In terms of the early impact of tax cuts on economic growth, they don’t appear to be headed into the right ‘pockets’. Companies were intended to use the windfalls of money to stimulate growth and employment by increasing capital spending and employment. Instead, they are using proceeds from corporate tax cuts to continue the practice of rewarding shareholders and executives over workers. In the first quarter of 2018, corporate America dedicated $305 billion to stock buybacks and cash takeovers compared with $131 billion in pre-tax wage growth, according to TrimTabs. Before the tax cut, U.S. companies were spending far more money on cash mergers and stock buybacks — actions that tend to boost disproportionately the compensation of top management — than on hiring new workers and paying more to existing workers.

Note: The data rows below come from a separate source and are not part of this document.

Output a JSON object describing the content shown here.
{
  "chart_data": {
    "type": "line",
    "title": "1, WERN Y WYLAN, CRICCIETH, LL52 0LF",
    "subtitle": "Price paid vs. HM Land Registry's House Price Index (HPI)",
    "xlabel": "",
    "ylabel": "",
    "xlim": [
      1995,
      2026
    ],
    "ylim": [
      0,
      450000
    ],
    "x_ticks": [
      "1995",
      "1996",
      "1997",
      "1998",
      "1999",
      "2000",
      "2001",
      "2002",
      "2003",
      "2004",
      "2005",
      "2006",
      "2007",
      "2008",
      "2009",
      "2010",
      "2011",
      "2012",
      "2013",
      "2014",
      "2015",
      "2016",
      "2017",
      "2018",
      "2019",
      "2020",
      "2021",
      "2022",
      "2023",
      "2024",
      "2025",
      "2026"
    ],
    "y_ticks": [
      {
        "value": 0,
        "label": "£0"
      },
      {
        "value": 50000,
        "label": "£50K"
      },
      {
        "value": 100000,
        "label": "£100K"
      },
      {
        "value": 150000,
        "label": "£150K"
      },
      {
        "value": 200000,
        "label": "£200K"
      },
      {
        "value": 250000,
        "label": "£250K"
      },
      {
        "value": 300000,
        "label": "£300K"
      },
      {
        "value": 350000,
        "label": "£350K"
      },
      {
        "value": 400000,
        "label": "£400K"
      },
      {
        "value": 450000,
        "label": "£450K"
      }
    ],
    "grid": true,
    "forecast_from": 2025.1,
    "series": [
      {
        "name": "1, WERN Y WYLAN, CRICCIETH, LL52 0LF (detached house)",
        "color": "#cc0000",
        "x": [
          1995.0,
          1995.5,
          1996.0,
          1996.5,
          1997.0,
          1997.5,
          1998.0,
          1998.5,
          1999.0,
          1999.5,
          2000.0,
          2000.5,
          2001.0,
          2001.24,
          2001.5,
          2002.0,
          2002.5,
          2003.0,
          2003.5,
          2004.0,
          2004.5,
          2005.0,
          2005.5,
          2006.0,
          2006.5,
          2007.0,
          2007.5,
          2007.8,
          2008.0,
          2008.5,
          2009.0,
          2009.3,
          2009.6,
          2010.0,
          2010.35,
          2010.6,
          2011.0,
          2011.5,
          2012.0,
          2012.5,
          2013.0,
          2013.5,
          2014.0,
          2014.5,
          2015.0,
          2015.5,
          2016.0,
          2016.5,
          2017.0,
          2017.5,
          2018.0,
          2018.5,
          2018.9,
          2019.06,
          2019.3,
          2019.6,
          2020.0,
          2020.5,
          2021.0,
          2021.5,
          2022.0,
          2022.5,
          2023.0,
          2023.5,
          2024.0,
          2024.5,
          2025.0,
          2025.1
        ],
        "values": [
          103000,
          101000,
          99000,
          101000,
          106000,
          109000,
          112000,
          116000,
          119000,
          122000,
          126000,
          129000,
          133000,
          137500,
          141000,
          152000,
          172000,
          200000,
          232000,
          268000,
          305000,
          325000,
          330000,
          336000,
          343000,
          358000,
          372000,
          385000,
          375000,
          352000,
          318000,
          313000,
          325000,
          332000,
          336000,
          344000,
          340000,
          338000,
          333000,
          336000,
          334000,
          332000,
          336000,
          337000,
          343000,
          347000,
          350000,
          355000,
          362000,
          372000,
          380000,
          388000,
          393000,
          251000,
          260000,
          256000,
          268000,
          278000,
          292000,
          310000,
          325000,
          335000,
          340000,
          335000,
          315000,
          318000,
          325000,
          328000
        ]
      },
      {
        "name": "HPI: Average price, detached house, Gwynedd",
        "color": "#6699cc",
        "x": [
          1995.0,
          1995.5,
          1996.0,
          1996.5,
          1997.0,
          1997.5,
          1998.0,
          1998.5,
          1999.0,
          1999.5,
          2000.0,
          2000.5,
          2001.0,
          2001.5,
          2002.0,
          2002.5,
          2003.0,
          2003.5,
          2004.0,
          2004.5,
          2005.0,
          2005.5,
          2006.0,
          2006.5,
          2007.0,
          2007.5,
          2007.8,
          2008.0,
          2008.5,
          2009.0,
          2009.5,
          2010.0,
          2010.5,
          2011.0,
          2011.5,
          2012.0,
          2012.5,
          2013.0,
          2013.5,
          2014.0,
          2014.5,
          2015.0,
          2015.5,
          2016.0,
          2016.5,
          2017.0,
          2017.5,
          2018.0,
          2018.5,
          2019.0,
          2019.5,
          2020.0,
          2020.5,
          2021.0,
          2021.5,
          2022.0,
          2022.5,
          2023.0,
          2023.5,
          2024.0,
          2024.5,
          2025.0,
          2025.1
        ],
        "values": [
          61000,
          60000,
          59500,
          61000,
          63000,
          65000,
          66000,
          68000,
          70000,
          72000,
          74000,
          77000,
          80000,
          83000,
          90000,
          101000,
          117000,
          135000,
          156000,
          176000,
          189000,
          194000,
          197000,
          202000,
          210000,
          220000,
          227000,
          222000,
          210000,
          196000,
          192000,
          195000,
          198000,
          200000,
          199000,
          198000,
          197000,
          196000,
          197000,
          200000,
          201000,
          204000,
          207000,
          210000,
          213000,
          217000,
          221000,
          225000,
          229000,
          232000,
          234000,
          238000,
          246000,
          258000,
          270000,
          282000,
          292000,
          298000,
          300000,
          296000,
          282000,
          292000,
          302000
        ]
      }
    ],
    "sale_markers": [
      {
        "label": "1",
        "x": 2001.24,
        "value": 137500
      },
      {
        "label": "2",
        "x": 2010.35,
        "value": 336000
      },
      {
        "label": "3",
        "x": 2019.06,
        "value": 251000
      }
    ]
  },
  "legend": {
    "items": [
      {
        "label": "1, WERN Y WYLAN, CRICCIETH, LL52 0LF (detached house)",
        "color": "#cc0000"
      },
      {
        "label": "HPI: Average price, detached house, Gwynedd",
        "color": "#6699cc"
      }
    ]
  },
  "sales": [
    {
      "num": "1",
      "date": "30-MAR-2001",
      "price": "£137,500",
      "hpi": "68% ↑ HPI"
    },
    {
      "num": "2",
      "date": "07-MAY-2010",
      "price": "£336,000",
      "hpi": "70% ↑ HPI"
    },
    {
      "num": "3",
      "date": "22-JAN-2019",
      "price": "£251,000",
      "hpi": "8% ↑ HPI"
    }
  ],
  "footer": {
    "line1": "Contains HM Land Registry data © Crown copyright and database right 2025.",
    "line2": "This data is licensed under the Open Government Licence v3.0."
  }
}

Companies committed $4.9 trillion over the past five years to buybacks and deals, pessimistically defined as “financial engineering,” while they spent $2.3 trillion to wage increases! Corporate executives are clearly putting their company’s stock market performance ahead of larger economic growth initiatives. Supporting stock prices at the expense of improved economic growth is not a winning formula for the long term, although it can reward investors in the short term and keep existing management comfortable in their positions.